Location: RCC Conference Room, 26 Trowbridge St., Cambridge MA
Visual strategies of legitimization became increasingly important for Iberian monarchies during the late medieval and early modern periods. Their dynastic, diplomatic, and military endeavors called for effective propaganda, both in the metropolis and in viceregal territories. Such efforts include architecture, both ephemeral and permanent, the decoration of palaces, court portraiture, and historiography. The advent of a Monarchia Hispanica under Habsburg rule required careful elaborations of national, religious, racial, and gender identities, across a mosaic of multilingual and multiethnic populations. This third workshop aims to highlight some of these strategies, and to consolidate a forum for discussion of further research avenues, under the guidance of Spanish and American scholars.
Program
15.00 Welcome, opening remarks and first panel.

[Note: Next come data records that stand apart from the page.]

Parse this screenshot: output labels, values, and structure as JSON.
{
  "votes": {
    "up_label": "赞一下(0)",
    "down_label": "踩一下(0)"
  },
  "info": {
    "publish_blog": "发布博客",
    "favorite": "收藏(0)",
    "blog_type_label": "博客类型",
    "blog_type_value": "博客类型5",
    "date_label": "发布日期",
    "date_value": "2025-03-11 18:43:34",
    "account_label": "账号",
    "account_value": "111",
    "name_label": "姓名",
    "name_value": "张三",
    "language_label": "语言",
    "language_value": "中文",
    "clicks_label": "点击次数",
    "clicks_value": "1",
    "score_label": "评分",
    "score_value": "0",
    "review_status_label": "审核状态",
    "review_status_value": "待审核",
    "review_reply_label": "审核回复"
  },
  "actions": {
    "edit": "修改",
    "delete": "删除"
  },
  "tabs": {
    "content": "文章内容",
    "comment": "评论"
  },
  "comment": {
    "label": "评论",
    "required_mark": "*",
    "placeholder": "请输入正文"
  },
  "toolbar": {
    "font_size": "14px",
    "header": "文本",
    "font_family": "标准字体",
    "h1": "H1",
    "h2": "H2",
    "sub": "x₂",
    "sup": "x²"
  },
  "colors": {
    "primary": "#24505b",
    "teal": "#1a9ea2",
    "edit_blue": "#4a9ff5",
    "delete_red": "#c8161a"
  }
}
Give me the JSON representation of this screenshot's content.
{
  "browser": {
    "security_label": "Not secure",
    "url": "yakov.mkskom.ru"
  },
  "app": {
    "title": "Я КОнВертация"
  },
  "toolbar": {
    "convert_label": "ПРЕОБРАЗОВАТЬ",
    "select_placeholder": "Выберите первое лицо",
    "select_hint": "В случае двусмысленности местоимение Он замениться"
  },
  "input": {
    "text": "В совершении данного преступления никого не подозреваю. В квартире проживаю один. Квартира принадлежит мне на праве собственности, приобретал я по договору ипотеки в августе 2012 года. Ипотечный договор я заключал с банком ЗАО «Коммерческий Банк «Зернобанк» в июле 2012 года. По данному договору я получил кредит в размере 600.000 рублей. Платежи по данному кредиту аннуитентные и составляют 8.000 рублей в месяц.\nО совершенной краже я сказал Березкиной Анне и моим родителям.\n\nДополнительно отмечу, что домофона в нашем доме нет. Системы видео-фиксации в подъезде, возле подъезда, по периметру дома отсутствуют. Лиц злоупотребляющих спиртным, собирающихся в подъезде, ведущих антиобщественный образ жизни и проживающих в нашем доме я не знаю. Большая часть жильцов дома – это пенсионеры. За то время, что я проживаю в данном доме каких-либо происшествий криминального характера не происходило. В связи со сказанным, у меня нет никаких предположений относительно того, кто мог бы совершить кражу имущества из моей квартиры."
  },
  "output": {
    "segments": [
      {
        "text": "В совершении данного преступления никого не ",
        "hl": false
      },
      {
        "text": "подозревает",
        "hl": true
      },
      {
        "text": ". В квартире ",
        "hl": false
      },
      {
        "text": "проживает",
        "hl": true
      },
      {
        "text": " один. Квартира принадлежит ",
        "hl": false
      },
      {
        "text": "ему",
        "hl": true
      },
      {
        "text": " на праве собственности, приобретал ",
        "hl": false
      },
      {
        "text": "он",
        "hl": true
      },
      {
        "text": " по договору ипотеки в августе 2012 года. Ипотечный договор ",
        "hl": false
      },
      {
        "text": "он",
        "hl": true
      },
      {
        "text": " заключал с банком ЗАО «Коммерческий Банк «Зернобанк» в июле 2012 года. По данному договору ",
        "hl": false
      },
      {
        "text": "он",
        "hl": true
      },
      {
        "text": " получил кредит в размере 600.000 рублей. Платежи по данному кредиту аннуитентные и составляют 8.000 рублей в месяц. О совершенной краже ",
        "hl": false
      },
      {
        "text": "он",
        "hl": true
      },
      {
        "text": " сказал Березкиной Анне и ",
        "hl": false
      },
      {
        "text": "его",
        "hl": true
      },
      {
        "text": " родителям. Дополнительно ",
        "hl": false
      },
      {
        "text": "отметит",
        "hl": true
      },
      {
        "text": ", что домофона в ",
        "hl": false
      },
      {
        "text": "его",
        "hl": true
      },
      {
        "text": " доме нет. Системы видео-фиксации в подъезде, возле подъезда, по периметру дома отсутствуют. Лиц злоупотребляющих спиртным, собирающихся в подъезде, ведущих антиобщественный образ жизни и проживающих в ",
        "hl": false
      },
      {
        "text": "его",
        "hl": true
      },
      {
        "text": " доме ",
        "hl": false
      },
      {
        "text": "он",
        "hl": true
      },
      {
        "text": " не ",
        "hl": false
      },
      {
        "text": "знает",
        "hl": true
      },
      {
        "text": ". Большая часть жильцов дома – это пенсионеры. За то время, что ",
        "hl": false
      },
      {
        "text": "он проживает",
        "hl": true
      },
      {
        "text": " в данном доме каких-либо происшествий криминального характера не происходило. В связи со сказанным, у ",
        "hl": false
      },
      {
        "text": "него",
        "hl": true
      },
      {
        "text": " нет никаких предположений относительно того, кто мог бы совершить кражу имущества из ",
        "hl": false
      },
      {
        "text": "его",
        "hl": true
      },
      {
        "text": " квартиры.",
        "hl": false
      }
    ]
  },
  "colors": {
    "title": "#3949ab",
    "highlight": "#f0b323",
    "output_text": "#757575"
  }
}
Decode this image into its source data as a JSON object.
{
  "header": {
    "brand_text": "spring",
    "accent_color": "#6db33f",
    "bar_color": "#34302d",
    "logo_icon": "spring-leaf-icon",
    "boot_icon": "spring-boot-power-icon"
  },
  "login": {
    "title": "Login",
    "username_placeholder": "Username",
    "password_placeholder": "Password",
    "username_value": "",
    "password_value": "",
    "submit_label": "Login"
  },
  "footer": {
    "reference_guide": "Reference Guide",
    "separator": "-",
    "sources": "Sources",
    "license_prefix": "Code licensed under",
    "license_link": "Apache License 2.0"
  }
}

· Cosmopolitan Encounters: Jan van Eyck, Castile and the Nasrid Kingdom of Granada in the Early Globalization.
Manuel Parada López de Corselas, Consejo Superior de Investigaciones Científicas; Visiting Scholar, Harvard University.
· Religious Policies in 15th-Century Castilian Court and the International Context of Flemish Painting.
Jesús Folgado García, Universidad Eclesiástica San Dámaso, Madrid.
· Arts and Etiquetas: Titles, Functions, and the Position of Portraitists at the Court of Philip III.
William Ambler, Independent Scholar, New York City.
Break
17.00 Second panel.
· Gendered Divisions of Space in Spanish Habsburg Palaces.
Jorge Sebastián Lozano, Assistant Professor of Art History, University of Valencia.
·New Spain in Microcosm: Map-Making and Artisanal Praxis in Viceregal Mexico
Dennis Carr, Curator of Decorative Arts and Sculpture, Museum of Fine Arts, Boston.
Both panels will be followed by Q&A and discussion.
The discussion will be moderated by Felipe Pereda, Fernando Zóbel de Ayala Professor of Spanish Art, Harvard University.
Sponsors: RCC; University of Valencia; Fulbright Commission.